If \(x\) and \(y\) are two positive integers, and \(m\) is the HCF of \(x\) and \(y\) such that \(mxy = 1080\) and \(3<m<12\), then how many possible ordered pairs of \(x\) and \(y\) exist?

• A. 9
• B. 2
• C. 6
• D. 18

Hint:

When dealing with HCF/LCM problems involving products, always substitute \(x = h \cdot a\) and \(y = h \cdot b\) where \(h\) is HCF and \(\text{gcd}(a, b) = 1\).

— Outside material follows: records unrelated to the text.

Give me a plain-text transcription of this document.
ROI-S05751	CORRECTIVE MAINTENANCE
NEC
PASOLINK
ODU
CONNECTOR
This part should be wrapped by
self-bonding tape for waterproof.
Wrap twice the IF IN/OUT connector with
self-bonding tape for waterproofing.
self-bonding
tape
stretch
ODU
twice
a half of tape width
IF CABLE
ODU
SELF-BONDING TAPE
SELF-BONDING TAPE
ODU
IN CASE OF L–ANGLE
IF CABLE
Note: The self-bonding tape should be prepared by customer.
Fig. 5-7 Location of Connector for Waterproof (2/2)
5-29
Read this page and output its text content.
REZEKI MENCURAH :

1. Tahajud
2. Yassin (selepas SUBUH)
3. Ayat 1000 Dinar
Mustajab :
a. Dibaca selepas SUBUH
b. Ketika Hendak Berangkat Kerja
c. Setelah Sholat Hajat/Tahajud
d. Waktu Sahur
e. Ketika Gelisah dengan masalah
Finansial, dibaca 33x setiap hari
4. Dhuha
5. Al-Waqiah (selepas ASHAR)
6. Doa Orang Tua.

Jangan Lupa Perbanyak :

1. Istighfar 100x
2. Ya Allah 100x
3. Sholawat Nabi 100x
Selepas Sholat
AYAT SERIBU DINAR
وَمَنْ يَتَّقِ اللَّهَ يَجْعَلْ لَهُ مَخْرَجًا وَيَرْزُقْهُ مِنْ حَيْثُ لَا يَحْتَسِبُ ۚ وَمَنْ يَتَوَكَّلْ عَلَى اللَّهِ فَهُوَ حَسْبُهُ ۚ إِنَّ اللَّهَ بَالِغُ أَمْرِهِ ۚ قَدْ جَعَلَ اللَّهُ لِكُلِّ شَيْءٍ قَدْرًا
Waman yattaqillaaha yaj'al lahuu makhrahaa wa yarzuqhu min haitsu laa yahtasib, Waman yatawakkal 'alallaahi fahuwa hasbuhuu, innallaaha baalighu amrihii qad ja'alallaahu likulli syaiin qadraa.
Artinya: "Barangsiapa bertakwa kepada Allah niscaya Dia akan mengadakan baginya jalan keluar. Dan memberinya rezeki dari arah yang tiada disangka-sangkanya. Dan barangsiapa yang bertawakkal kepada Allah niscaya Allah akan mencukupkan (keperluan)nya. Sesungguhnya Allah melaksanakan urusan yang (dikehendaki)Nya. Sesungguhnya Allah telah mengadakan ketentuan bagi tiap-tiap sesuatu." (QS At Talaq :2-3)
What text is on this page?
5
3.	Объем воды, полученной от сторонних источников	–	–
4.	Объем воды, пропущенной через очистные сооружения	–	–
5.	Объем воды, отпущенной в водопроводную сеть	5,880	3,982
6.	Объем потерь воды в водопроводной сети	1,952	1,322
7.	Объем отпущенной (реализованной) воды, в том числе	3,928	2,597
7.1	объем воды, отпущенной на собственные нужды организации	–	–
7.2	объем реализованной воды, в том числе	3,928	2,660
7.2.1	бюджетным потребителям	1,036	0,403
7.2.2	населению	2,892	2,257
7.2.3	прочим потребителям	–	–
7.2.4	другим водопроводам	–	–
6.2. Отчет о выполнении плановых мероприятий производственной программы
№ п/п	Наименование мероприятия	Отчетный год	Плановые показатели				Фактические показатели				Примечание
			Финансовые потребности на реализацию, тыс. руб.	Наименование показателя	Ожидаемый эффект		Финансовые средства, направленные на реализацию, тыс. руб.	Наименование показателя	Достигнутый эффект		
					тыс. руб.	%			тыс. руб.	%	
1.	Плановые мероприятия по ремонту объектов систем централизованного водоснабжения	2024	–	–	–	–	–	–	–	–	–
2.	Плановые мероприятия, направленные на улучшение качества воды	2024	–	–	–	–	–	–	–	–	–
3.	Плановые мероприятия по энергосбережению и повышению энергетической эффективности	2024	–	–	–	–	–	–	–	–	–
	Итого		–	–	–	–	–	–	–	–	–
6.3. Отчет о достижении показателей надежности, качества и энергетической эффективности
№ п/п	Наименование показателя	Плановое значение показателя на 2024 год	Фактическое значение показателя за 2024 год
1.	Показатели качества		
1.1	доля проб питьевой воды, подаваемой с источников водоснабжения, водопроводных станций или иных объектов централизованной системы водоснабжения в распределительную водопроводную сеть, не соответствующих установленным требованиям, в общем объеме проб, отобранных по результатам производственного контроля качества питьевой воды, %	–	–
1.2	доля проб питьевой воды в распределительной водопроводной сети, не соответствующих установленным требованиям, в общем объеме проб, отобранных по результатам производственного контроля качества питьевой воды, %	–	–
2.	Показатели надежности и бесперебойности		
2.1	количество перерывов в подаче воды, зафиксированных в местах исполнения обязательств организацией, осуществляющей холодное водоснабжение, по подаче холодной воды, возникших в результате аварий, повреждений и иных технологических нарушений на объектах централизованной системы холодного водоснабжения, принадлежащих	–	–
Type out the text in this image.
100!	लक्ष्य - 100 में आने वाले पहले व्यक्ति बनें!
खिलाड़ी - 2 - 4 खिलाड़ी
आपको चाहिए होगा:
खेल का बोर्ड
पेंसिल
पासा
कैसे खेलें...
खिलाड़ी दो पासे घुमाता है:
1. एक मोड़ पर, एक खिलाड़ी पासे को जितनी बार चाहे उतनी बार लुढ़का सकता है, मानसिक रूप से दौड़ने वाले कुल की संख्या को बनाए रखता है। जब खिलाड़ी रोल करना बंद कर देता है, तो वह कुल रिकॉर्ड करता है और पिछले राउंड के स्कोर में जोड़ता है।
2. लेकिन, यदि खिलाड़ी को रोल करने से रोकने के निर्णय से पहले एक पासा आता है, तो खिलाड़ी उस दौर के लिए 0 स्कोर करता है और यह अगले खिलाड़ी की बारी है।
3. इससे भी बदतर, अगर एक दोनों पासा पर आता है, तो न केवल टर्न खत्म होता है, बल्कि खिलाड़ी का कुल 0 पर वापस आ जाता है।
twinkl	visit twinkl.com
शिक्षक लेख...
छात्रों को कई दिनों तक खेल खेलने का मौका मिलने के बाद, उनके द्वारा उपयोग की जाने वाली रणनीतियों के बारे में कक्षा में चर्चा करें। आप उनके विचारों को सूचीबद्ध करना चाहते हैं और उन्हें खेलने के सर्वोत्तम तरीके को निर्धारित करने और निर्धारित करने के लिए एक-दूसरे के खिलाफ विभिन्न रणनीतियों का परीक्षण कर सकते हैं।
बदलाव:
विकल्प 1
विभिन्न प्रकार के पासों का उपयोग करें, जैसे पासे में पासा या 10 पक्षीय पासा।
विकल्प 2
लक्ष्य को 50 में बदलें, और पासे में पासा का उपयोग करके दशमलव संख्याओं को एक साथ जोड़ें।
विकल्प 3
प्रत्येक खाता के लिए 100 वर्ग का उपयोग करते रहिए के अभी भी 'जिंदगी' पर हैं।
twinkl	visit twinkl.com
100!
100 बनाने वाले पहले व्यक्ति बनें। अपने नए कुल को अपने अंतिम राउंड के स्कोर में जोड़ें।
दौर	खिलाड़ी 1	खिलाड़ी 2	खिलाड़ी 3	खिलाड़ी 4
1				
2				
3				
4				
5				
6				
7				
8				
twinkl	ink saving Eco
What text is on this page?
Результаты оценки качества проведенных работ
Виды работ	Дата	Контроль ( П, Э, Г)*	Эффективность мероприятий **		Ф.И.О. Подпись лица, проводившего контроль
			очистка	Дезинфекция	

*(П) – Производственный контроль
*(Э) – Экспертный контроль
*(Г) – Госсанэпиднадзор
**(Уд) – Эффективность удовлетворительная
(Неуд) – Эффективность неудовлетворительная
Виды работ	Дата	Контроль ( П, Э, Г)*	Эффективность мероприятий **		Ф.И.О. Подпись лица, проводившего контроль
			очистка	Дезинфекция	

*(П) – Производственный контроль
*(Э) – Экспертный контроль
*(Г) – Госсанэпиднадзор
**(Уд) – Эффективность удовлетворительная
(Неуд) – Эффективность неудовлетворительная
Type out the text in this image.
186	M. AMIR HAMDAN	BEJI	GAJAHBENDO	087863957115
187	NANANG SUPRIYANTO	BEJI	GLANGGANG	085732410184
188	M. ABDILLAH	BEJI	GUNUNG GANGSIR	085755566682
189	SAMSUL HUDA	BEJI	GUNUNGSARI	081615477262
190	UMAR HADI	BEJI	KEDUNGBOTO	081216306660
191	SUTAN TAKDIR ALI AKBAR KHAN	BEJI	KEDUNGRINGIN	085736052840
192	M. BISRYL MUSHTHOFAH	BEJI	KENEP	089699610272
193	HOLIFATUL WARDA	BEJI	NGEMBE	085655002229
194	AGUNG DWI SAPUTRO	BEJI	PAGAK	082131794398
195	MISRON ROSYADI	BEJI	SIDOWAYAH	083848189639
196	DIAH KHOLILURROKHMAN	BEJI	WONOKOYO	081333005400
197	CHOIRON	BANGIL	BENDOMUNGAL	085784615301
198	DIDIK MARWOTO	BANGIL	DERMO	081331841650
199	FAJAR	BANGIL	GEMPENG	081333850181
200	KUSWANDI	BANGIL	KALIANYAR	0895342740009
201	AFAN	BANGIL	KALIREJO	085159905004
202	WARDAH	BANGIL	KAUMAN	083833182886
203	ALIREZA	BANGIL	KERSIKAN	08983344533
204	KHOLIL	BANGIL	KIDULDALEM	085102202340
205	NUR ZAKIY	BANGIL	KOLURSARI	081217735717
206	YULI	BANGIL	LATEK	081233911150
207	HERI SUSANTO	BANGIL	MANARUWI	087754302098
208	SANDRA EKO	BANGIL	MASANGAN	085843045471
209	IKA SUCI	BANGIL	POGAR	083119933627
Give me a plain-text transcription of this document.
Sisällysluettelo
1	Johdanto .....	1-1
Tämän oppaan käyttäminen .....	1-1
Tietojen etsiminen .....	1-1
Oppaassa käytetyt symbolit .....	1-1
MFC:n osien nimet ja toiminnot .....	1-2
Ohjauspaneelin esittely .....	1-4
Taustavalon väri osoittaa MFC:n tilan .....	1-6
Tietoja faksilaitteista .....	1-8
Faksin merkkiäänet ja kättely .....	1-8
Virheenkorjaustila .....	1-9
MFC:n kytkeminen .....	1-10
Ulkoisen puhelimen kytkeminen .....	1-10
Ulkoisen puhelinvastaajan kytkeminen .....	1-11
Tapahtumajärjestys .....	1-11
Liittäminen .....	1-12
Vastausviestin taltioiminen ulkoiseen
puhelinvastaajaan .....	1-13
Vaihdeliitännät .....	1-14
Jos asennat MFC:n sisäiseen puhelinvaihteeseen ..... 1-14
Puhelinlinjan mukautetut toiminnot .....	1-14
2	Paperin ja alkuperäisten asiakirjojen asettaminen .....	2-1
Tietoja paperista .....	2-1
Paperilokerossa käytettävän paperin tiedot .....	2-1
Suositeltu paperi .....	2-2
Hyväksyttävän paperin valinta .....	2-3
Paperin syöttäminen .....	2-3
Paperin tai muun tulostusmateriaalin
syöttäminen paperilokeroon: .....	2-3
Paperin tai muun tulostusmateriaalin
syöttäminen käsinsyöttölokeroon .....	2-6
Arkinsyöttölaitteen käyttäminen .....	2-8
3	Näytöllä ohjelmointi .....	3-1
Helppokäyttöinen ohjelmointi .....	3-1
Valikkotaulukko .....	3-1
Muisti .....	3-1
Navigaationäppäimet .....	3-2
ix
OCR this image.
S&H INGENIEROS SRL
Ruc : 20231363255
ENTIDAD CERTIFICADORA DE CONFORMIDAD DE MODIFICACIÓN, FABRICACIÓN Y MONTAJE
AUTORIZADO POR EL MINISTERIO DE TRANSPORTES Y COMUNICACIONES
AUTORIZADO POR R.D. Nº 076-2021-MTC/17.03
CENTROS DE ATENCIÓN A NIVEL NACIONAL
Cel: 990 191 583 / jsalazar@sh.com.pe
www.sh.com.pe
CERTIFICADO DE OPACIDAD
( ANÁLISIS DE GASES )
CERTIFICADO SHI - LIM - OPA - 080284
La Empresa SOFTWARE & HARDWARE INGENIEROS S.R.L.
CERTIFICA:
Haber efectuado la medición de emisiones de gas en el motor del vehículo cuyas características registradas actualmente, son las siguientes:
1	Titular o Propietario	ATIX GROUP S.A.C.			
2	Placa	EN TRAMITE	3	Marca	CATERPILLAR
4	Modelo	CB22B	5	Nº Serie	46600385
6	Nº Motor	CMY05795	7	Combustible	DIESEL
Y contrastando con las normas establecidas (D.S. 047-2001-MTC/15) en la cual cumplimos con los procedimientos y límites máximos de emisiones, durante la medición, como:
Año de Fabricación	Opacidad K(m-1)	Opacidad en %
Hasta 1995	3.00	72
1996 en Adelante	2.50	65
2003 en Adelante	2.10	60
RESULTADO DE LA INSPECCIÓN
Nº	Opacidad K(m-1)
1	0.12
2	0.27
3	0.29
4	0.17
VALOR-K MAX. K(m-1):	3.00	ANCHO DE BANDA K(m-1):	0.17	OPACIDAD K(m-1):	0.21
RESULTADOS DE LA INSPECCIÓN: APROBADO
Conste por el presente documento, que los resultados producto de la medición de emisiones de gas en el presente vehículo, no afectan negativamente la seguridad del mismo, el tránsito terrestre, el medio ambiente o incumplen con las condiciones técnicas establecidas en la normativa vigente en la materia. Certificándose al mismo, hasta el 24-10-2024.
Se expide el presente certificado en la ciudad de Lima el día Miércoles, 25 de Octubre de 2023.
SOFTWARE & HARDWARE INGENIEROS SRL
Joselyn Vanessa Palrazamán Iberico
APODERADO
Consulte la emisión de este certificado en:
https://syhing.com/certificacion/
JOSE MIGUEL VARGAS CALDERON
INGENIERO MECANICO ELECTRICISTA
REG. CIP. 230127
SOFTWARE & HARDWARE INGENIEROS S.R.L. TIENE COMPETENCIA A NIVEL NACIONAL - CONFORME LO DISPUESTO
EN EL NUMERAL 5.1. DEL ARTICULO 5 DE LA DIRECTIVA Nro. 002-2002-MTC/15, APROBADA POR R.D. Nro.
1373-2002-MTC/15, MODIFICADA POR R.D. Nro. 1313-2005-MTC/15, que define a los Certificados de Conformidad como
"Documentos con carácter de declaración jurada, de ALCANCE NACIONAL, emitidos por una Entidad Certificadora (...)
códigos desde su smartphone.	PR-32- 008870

This isolates the common factor and simplifies the problem.

Answer 1

The Correct Option is B

Step 1: Formulate the Equation:
Since \(m\) is the HCF of \(x\) and \(y\), we can write: \[ x = ma \quad \text{and} \quad y = mb \] where \(a\) and \(b\) are coprime positive integers (i.e., \(\text{HCF}(a, b) = 1\)). Substitute these into the given equation \(mxy = 1080\): \[ m(ma)(mb) = 1080 \] \[ m^3 ab = 1080 \] Step 2: Determine Possible Values of \(m\):
From \(m^3 ab = 1080\), \(m^3\) must be a perfect cube that divides 1080. Prime factorization of 1080: \[ 1080 = 108 \times 10 = 27 \times 4 \times 2 \times 5 = 3^3 \times 2^3 \times 5 \] The perfect cube factors of 1080 are \(1^3 = 1\), \(2^3 = 8\), \(3^3 = 27\), and \((2 \times 3)^3 = 6^3 = 216\). So, possible values for \(m\) are \(1, 2, 3, 6\). Step 3: Apply the Constraint:
We are given \(3<m<12\). From the set \(\{1, 2, 3, 6\}\), only \(m = 6\) satisfies the condition. Step 4: Find Pairs of \((a, b)\):
Substitute \(m = 6\) back into the equation: \[ 6^3 ab = 1080 \] \[ 216 ab = 1080 \] \[ ab = \frac{1080}{216} = 5 \] Since \(a\) and \(b\) must be coprime, the pairs \((a, b)\) that multiply to 5 are: 1. \((1, 5)\) 2. \((5, 1)\) (Note: 1 and 5 are coprime). Step 5: Find Ordered Pairs \((x, y)\):
Using \(x = 6a\) and \(y = 6b\): 1. For \((1, 5)\): \(x = 6, y = 30\). Pair: \((6, 30)\). 2. For \((5, 1)\): \(x = 30, y = 6\). Pair: \((30, 6)\). Total number of ordered pairs is 2.